A capacitor of capacitance $6\mu F$ is charged to a potential of 150V. Its potential falls to 90V, when another capacitor is connected to it. Find the capacitance of the second capacitor and the amount of energy lost due to connection.

Answer 1

Hint:When capacitors were connected in series charge remains the same on capacitors but in parallel voltage remains same across the capacitors and by the conservation of charge we can proceed to solve the above problem.

Formula used:
To solve this problem we will be using conservation of charge which is given by,${{C}_{1}}{{V}_{1}}=\left( {{C}_{1}}+{{C}_{2}} \right){{V}_{2}}$
To calculate energy stored in the capacitor
$\dfrac{1}{2}C{{V}^{2}}$ will be used here.
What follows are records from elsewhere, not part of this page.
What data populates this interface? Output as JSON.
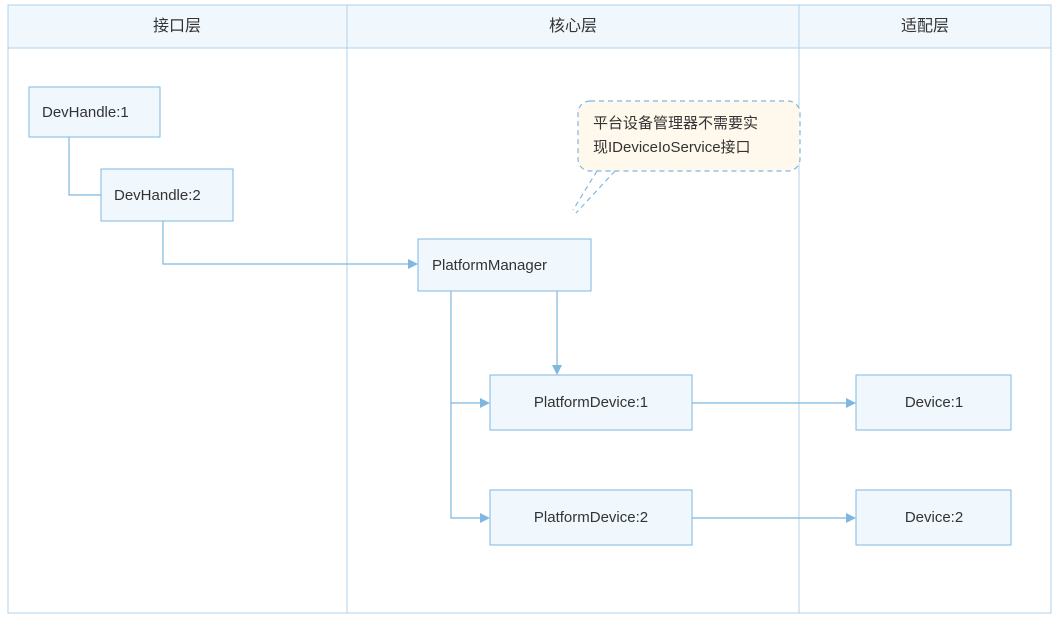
{
  "headers": {
    "col1": "接口层",
    "col2": "核心层",
    "col3": "适配层"
  },
  "devHandle1": "DevHandle:1",
  "devHandle2": "DevHandle:2",
  "platformManager": "PlatformManager",
  "platformDevice1": "PlatformDevice:1",
  "platformDevice2": "PlatformDevice:2",
  "device1": "Device:1",
  "device2": "Device:2",
  "bubble": {
    "line1": "平台设备管理器不需要实",
    "line2": "现IDeviceIoService接口"
  }
}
Complete Step by step solution:
First,$6\mu F$ capacitor charged to potential of 150V now when another capacitor is connected potential drops to 90V So,

${{C}_{1}}=6\mu F$
${{V}_{1}}=150V$

Final C=${{C}_{1}}+{{C}_{2}}$ and,
${{V}_{2}}=90V$

We know that charge will remain conserved so,
${{C}_{1}}{{V}_{1}}=\left( {{C}_{1}}+{{C}_{2}} \right){{V}_{2}}$
$6\mu F\times 150=(6\mu F+{{C}_{2}})\times 90$
$6\mu F+{{C}_{2}}=\dfrac{6\mu F\times 150}{90}=10\mu F$=${{C}_{F}}$
${{C}_{2}}=4\mu F$

Now, Energy for calculating energy loss we need to subtract final energy with initial energy,
Energy can be defined as $\dfrac{1}{2}C{{V}^{2}}$so,
Energy loss=${{E}_{F}}-{{E}_{I}}$
$\dfrac{1}{2}{{C}_{F}}{{V}^{2}}-\dfrac{1}{2}{{C}_{i}}{{V}^{2}}$
$=\dfrac{1}{2}\left( 10\times {{(90)}^{2}} \right)-\left( 6\times {{(150)}^{2}} \right)$
Energy Loss$=27\times {{10}^{-3}}J$

So, after inserting new capacitor into the circuit the energy loss due to connection will be equal to $=27\times {{10}^{-3}}J$

Additional information:
In these types of problems we need to carefully observe the connections and how the additional capacitor can be added into the circuit (series or parallel) according to the voltage data given in the question. To calculate energy loss due to connections try to calculate initial and final energies with the given data and solve accordingly to calculate total energy loss.

Note:
To calculate capacitance of new capacitor we need to conserve total charge in the system and for loss in energy we need to subtract final final energy to initial energy which cause due to addition of new capacitor by which due to some external factors and resistance energy releases in different forms.